Provo Westside Connector
Provo, Utah       
Best Project

Owner: UDOT
Client: Provo City
Lead Design Firm: H.W. Lochner
General Contractor: Ames Construction
Civil/Structural Engineer: Horrocks Engineers
Geotechnical Engineer: IGES
Right-of-Way: HDR Engineering
Construction Inspection: Stanley Consultants

Provo’s Westside Connector, also called the Lakeside Parkway, improves access to Provo Municipal Airport and the southwest part of town. Local officials expect tremendous growth in the area over the next 25 years, and the new road will be a catalyst for that. The connector also opens the west side of the valley to further residential and commercial expansion.

For example, the airport could be reached only via Center Street, a main business and residential roadway. Now, the connector offers direct access to the airport from Interstate 15. Provo High School is planned for relocation to the west side of the city, and additional retail and residential development is expected to follow, creating jobs and improving the local economy.

Economic growth often involves trade-offs with the environment. The Westside Connector was one of 14 infrastructure projects nationwide expedited for environmental review and permitting by the Obama administration in 2011.

Environmental concerns included preserving the wetlands through which the new road was being built. Working with the U.S. Army Corps of Engineers, the project team created or enhanced 30 acres of wetlands and took care to optimize water retention. The work included building a nesting platform for raptors.

Local livestock farmers also were critical stakeholders. The project literally cut some of their operations in half. As a result, crews built access roads and gates into the affected properties.

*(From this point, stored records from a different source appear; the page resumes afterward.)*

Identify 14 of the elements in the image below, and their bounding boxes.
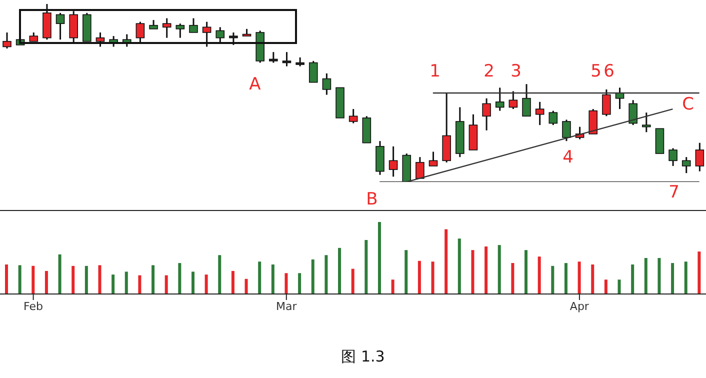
annotation: A	[249, 74, 261, 94]
text: B	[366, 190, 378, 210]
x-tick-label: Apr	[570, 300, 590, 313]
annotation: 1	[430, 62, 440, 82]
text: 7	[668, 182, 680, 202]
annotation: C	[682, 94, 694, 114]
annotation: 4	[562, 148, 574, 168]
annotation: 5	[590, 62, 602, 82]
annotation: 3	[510, 62, 522, 82]
x-tick-label: Feb	[24, 300, 44, 313]
annotation: 6	[604, 62, 614, 82]
caption: 图 1.3	[341, 347, 385, 365]
annotation: 2	[484, 62, 494, 82]
x-tick-label: Mar	[276, 300, 298, 313]
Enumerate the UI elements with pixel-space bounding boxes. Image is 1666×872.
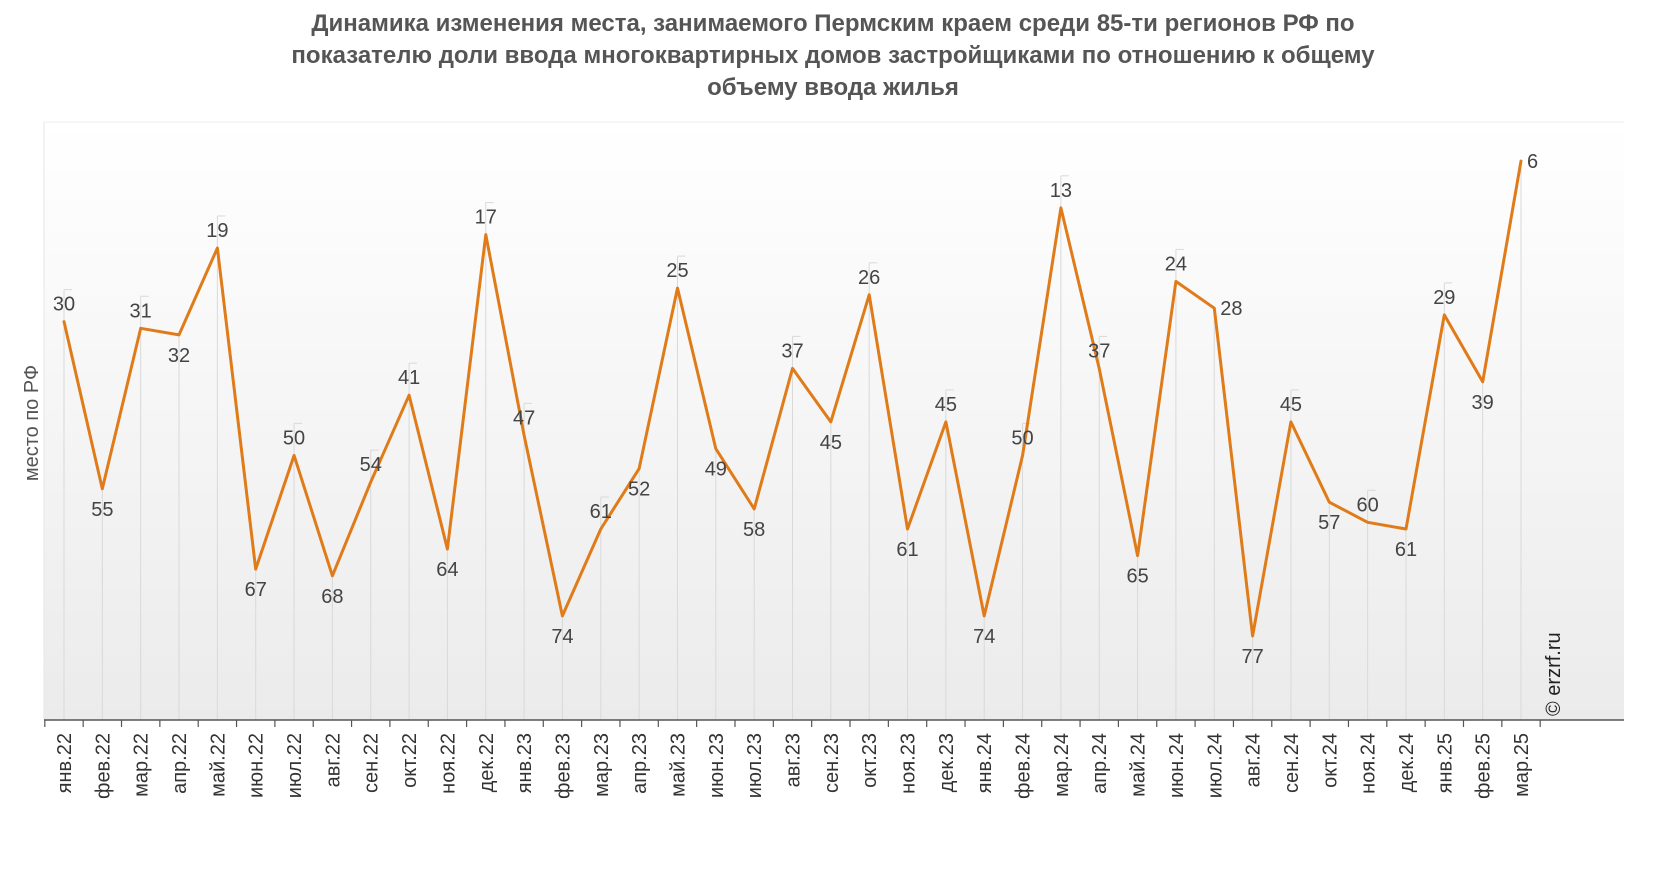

During the project, all construction operations were regularly shut down as crews helped farmers load their cattle into trailers and move them back and forth across the site.

Constructing a major road through a wetland area brought engineering challenges as well. To lower groundwater pressure, crews installed more than 1,000 perforated wick drains in a 53,000-linear-ft area, then added 4 to 8 ft of overburden to push the soil down and drain the water.

In eight months, crews recorded more than 3 ft of settlement. Construction proceeded after piezometer readings confirmed that the soil settlement had leveled out, with no more than an inch expected in the future.